Is HTTP JSON-RPC enough, or do I need SSE?

Default to a single JSON-RPC entry point (POST /stream):

  • it is the most stable path for ChatGPT and modern clients;
  • tool discovery and calls all flow there.

Add SSE (GET /stream) only if you need introspection; ensure the stream provides the endpoint and regular pings.

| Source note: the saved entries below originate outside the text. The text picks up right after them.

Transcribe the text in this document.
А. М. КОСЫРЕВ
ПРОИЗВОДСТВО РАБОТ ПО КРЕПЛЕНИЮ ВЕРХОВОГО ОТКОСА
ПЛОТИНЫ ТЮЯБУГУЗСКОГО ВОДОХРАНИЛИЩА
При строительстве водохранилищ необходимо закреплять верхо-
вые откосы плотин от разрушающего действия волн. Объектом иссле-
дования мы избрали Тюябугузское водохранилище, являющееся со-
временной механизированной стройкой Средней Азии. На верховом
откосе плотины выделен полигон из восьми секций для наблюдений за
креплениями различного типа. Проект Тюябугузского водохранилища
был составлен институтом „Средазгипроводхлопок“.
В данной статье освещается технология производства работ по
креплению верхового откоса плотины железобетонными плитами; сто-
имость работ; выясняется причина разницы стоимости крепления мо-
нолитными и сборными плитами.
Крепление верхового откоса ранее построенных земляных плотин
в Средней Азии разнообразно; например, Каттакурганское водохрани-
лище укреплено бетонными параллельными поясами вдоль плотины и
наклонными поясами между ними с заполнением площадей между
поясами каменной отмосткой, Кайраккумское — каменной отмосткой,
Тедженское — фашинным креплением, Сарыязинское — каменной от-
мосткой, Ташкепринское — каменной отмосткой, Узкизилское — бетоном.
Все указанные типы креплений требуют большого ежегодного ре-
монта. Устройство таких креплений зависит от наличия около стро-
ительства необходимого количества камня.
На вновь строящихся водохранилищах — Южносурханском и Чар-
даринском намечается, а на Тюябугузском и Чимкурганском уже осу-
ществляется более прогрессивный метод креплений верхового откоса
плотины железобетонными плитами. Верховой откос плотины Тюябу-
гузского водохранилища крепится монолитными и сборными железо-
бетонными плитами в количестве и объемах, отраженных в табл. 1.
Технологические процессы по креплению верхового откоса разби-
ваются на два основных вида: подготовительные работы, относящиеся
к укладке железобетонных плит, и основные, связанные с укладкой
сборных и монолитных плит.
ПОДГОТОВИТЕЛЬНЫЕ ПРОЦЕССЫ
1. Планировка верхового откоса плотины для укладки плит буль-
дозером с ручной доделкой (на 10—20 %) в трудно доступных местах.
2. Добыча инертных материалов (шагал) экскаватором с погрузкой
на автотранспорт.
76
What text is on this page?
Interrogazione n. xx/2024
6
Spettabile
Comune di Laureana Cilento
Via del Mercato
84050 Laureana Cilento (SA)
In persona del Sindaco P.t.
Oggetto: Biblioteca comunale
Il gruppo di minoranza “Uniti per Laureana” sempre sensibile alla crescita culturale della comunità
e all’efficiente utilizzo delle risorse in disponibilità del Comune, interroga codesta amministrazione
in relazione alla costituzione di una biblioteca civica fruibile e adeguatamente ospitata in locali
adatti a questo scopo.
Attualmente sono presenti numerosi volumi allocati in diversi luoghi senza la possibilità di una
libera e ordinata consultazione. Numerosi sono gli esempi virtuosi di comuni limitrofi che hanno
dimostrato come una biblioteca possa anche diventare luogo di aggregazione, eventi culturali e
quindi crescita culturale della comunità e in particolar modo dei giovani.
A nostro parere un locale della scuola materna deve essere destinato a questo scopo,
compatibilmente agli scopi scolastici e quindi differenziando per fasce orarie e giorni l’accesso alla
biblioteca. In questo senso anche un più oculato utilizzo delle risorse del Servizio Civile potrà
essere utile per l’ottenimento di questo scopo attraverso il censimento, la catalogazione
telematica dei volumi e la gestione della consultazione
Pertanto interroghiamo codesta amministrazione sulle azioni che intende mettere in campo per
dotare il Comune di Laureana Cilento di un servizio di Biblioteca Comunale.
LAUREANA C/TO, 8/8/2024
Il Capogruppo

MCP and CaptainDNS glossary

MCP (Model Context Protocol)

Open protocol standardizing how an AI model talks to external tools: databases, APIs, services like CaptainDNS. It defines concepts like initialize, tools/list, tools/call, and typed response formats (CallToolResult, ContentBlock, structuredContent).

Host

Application embedding an AI model and an MCP client: ChatGPT, an IDE, an internal agent. The host decides to call a CaptainDNS tool via MCP in response to user instructions.

MCP server

Service exposing MCP tools that hosts can use. Here: captaindns-mcp-server, a Go service that knows the CaptainDNS API surface and translates it into MCP format.

JSON-RPC 2.0

Lightweight JSON-based protocol used by MCP to describe requests (method, params, id) and responses (result or error). MCP uses it in a scoped way (initialize, tools/list, tools/call, notifications).

tools/list

MCP method returning the list of tools available on an MCP server, with their inputSchema and metadata. It is how a model knows what it can do with CaptainDNS.

tools/call

MCP method a host uses to execute a specific tool. The MCP server reads params.name, validates params.arguments, calls the backend API, and returns a CallToolResult representing the structured result (or business error).

structuredContent

Optional CallToolResult field where an MCP server can place structured data (JSON) produced by a tool. CaptainDNS stores DNS answers, email scores, SPF/DKIM/DMARC/BIMI details there, for example.

TaskGroup

Concept from async runtimes (Python, etc.): a group of tasks executed in parallel. A message like "unhandled errors in a TaskGroup" signals an unhandled exception in one or more tasks, often due to a subtle format mismatch or a bug in the chain.